1. Get everyone on the same page
Do as much as you can to make sure that the sales, customer service, finance and purchasing departments are all pulling in the same direction when judging the performance of transportation. The first two have an affinity for service metrics while the latter two tend to favor hard cost measurements. You won’t change this psychology, but you can achieve broad alignment. A word of caution: this should not be a solo effort. The overall aim is to prioritize transportation metrics and align them with corporate strategy, a task best tackled by a cross-functional team.
2. Marshal your resources
When cutting costs, a common pitfall is to skimp on your back office budget. Taken to extremes this strategy can create inefficiencies that frustrate your original goal. Work with internal stakeholders to figure out how you can streamline back office functions without cutting them to the bone. Outsourcing activities such as freight payment and claims is a sensible first step.
3. Watch out for the gaps
Prioritize savings initiatives and identify the operational gaps that prevent the high-priority projects from being realized. Address these gaps, and estimate the cost of these actions to make sure that they are not too expensive in relation to your annual savings targets.
4. Be constrained
Constraint-based procurement software packages – that collect freight rates and model scenarios to help shippers buy the optimum transportation plan – are powerful tools that you should seriously consider using. Spreadsheets will not give you the same cost- saving horsepower.
5. Move to the center
Centralizing procurement and core transportation processes such as freight tendering makes it easier to do business and yields cost savings. A robust transportation management system (TMS) multiplies the benefits by automating routine processes and making it easier to monitor your operations. But don’t stop at centralizing these functions; apply the same discipline to your network.
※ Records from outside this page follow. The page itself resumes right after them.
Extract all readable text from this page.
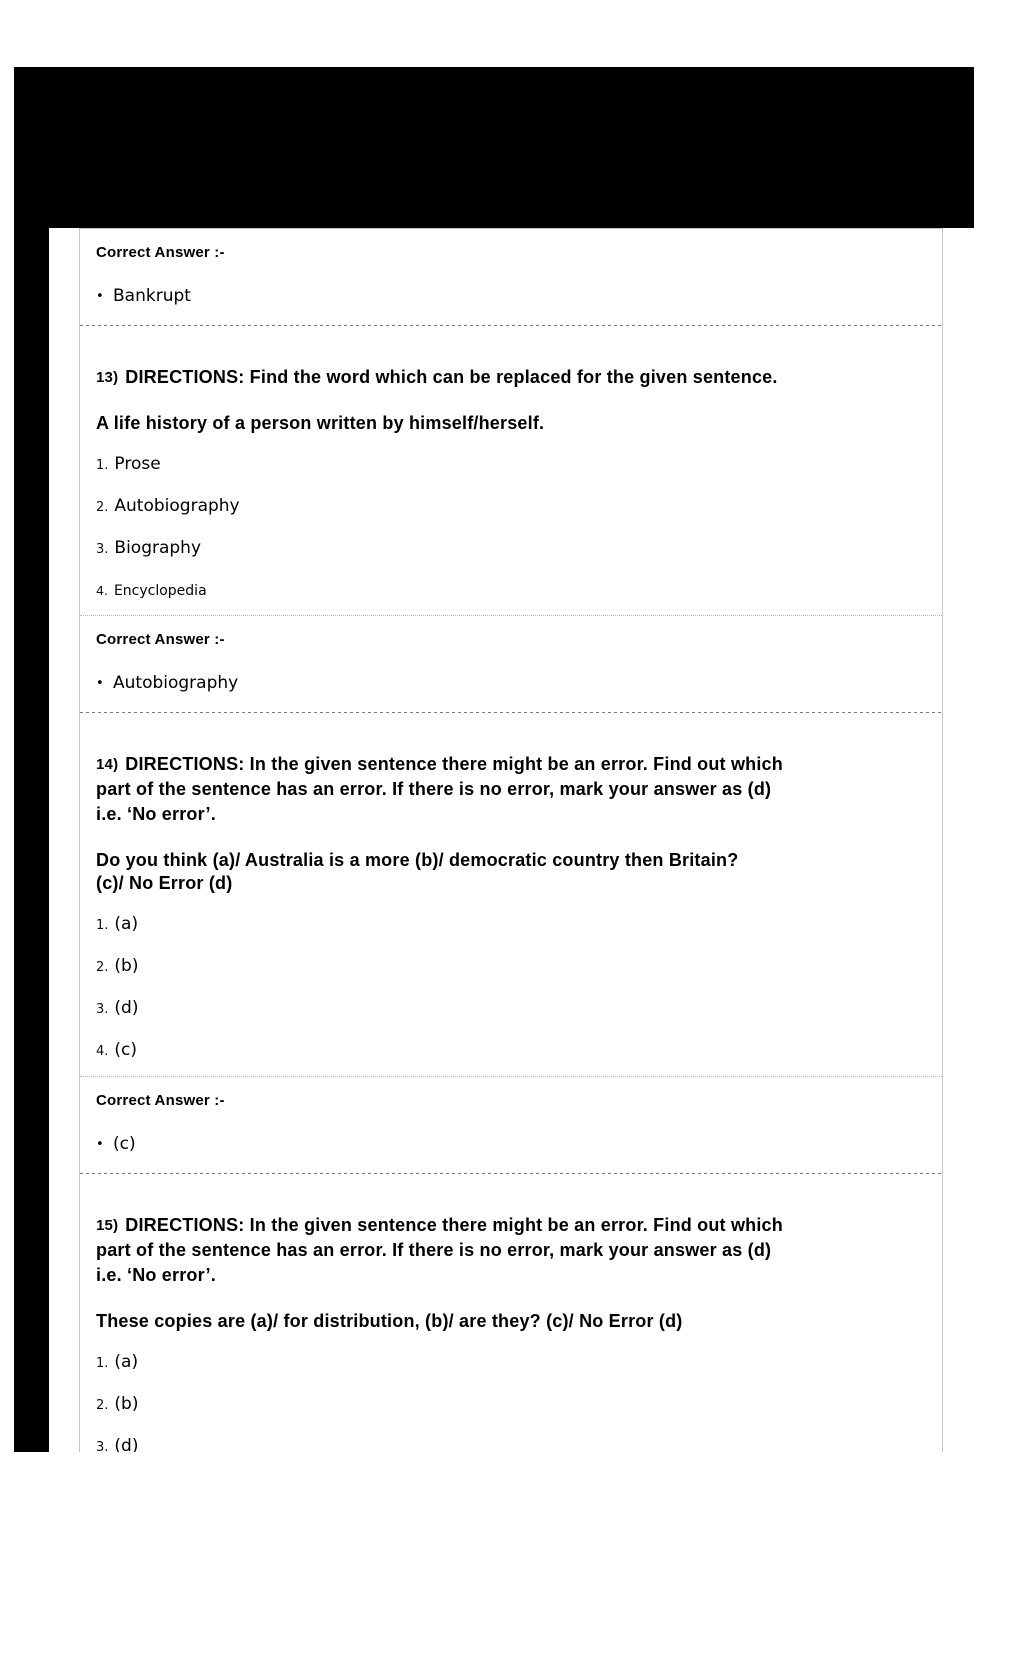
Correct Answer :-
• Bankrupt
13) DIRECTIONS: Find the word which can be replaced for the given sentence.
A life history of a person written by himself/herself.
1. Prose
2. Autobiography
3. Biography
4. Encyclopedia
Correct Answer :-
• Autobiography
14) DIRECTIONS: In the given sentence there might be an error. Find out which
part of the sentence has an error. If there is no error, mark your answer as (d)
i.e. ‘No error’.
Do you think (a)/ Australia is a more (b)/ democratic country then Britain?
(c)/ No Error (d)
1. (a)
2. (b)
3. (d)
4. (c)
Correct Answer :-
• (c)
15) DIRECTIONS: In the given sentence there might be an error. Find out which
part of the sentence has an error. If there is no error, mark your answer as (d)
i.e. ‘No error’.
These copies are (a)/ for distribution, (b)/ are they? (c)/ No Error (d)
1. (a)
2. (b)
3. (d)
6. Get serious about metrics
Use management routines to continuously measure performance. These involve carefully crafted monitoring programs that focus on specific elements of your operations. Scorecard yourself and the carrier community, keeping in mind that optimizing metrics such as dwell time can deliver significant paybacks.
7. Is inbound on your radar screen?
Don’t overlook inbound transportation (for more on this see the blog Make the Move to Inbound by Chris Brady, TMC General Manager, Americas). Inbound movements can offer rich pickings for cost-cutting and efficiency programs.
8. Don’t lose sight of the other guy
Benchmarking is not a one-off exercise but an ongoing effort to stay ahead of the pack. Always be on the lookout for unfavorable comparisons with industry standards and best-in-class competitors. For example, do you have access to real-time performance reports and do you have a formal carrier management program?
The above checklist of best practices is not a universal recipe for achieving the lowest costs and excellent customer service. But it does provide a basic roadmap that will help to keep you on track as the competitive traffic gets heavier.